Nous sommes dans une époque de transition où, qu’on le veuille ou non, bien
des manières de travailler et de gérer les collectivités vont être profondément
modifiées. Les travaux du Comité pour la réforme des Collectivités Locales,
présidé par Monsieur Balladur, commencent à être connus. Et, comme il est
probable qu’il y aura un consensus politique à ce sujet, les modifications vont
être profondes. Il ne s’agit pas pour autant de faire de l’attentisme, mais de
prendre des décisions en souplesses de telle manière que les actions
entreprises ces prochaines années puissent s’insérer dans le nouveau modèle
politico-social.
J’ai toujours été partisan de réformes régulières afin d’adapter nos
structures aux transformations normales du monde qui nous entoure directement.
Il ne sert à rien de se crisper, de défiler, écharpe à la ceinture, de refuser
tout changement. La modification de la composition sociologique du Pays
Viganais comme la modernisation de l’État oblige à une refonte profonde de
« l’interface » Administration-Citoyen.
Ce n’est pas pour cela que je suis partisan des méthodes à la
hussarde de la part de l'État ! Mais si cela est ainsi, je tiens à
rester maître de mes choix.

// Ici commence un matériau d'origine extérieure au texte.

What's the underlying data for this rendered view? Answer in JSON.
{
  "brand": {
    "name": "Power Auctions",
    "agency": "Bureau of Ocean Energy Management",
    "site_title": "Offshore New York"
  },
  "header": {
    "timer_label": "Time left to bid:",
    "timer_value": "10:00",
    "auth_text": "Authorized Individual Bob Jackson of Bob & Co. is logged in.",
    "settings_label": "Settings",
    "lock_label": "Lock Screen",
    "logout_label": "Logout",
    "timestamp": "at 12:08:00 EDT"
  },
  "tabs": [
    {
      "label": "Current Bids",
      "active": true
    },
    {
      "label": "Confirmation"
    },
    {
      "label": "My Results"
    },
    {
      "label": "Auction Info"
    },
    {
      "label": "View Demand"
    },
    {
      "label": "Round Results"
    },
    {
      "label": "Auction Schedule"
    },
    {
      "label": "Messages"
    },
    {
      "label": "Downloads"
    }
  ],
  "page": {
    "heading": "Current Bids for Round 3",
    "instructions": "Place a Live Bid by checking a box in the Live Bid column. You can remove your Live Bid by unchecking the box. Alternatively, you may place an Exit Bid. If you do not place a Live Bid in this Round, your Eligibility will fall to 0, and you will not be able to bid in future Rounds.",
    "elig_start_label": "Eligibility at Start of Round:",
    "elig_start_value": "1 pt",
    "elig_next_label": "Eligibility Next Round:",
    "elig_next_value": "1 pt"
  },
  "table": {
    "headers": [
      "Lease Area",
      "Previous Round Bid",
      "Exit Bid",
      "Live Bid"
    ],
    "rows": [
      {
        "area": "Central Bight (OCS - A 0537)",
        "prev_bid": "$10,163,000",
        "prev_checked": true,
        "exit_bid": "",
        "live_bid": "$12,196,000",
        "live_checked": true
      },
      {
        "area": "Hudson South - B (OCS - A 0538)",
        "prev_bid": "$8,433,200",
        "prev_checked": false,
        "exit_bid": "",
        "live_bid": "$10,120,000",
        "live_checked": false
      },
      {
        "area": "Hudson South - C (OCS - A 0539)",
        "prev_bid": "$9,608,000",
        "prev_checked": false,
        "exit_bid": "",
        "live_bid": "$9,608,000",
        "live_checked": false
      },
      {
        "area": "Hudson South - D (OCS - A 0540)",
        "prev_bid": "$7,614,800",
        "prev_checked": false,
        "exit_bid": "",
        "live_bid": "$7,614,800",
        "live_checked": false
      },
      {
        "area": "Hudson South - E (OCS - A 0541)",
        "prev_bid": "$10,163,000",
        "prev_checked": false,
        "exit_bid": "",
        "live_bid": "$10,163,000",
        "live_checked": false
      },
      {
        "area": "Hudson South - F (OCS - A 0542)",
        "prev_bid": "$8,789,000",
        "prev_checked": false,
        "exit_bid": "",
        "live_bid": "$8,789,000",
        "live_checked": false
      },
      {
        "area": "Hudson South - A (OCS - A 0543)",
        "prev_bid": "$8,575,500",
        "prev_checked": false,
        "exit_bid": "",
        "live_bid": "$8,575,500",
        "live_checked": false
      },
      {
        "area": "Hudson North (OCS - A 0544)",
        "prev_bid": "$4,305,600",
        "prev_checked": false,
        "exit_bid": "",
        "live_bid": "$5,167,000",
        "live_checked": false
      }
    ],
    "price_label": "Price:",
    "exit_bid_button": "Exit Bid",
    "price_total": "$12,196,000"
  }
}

Pour cela il est nécessaire d’avoir une très bonne
connaissance du terrain et de son évolution afin d’anticiper les axes de
transformation afin de PROPOSER des solutions et non de les subir.
Même si je suis en désaccord avec la réforme de la carte judiciaire
proposée, une réforme de fond était nécessaire. Même si je suis sceptique sur
l’efficacité de la manière de créer le « pôle emploi », une
simplification était nécessaire. La nécessaire modernisation de la gestion des
impôts et de la Trésorerie entraîne inéluctablement une refonte complète des
services… Je pourrais rajouter qu’une mutation profonde de la Poste est
inéluctable, comme des services de la Préfecture…

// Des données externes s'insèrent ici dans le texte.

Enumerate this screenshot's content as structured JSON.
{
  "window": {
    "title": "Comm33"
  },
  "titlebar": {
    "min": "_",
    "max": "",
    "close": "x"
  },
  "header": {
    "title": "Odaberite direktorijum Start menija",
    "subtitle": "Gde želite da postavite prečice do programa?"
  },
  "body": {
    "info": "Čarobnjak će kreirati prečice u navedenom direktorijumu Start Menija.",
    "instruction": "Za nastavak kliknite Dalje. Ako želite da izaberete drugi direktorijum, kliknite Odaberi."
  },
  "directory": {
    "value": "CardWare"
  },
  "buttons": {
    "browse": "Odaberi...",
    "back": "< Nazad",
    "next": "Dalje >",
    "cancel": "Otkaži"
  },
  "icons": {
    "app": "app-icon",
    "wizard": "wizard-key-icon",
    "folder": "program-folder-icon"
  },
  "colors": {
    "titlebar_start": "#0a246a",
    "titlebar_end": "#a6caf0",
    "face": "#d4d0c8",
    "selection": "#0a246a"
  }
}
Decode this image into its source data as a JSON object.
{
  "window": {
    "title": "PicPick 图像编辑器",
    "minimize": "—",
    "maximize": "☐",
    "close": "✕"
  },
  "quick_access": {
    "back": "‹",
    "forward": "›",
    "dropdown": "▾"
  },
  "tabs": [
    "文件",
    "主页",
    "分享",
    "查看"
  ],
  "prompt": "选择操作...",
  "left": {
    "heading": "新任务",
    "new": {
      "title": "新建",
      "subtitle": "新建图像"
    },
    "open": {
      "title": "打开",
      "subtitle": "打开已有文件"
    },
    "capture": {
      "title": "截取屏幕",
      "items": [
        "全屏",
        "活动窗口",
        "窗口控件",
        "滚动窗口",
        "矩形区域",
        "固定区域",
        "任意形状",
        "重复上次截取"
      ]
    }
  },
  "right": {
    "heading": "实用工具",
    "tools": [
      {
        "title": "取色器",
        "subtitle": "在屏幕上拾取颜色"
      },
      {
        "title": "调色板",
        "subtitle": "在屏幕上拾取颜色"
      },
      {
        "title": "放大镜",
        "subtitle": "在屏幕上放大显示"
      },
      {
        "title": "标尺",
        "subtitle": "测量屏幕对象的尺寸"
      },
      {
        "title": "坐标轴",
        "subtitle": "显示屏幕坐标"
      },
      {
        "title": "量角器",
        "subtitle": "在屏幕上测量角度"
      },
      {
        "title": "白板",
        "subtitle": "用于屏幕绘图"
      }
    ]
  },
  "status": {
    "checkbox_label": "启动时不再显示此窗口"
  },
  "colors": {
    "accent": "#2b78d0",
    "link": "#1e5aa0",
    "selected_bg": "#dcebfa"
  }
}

Mais ce n’est pas pour cela que j’aime être mis devant le fait accompli,
surtout lorsqu’il n’y a aucune concertation avec les Élus. En parlant de
CONCERTATION, je ne parle pas de vagues réunions pour faire « passer la
pilule », ou d’arrangement avec quelques Politiques, mais de travailler
ensemble, démocratiquement, avec une connaissance du terrain et pour la
recherche de propositions acceptables par tous.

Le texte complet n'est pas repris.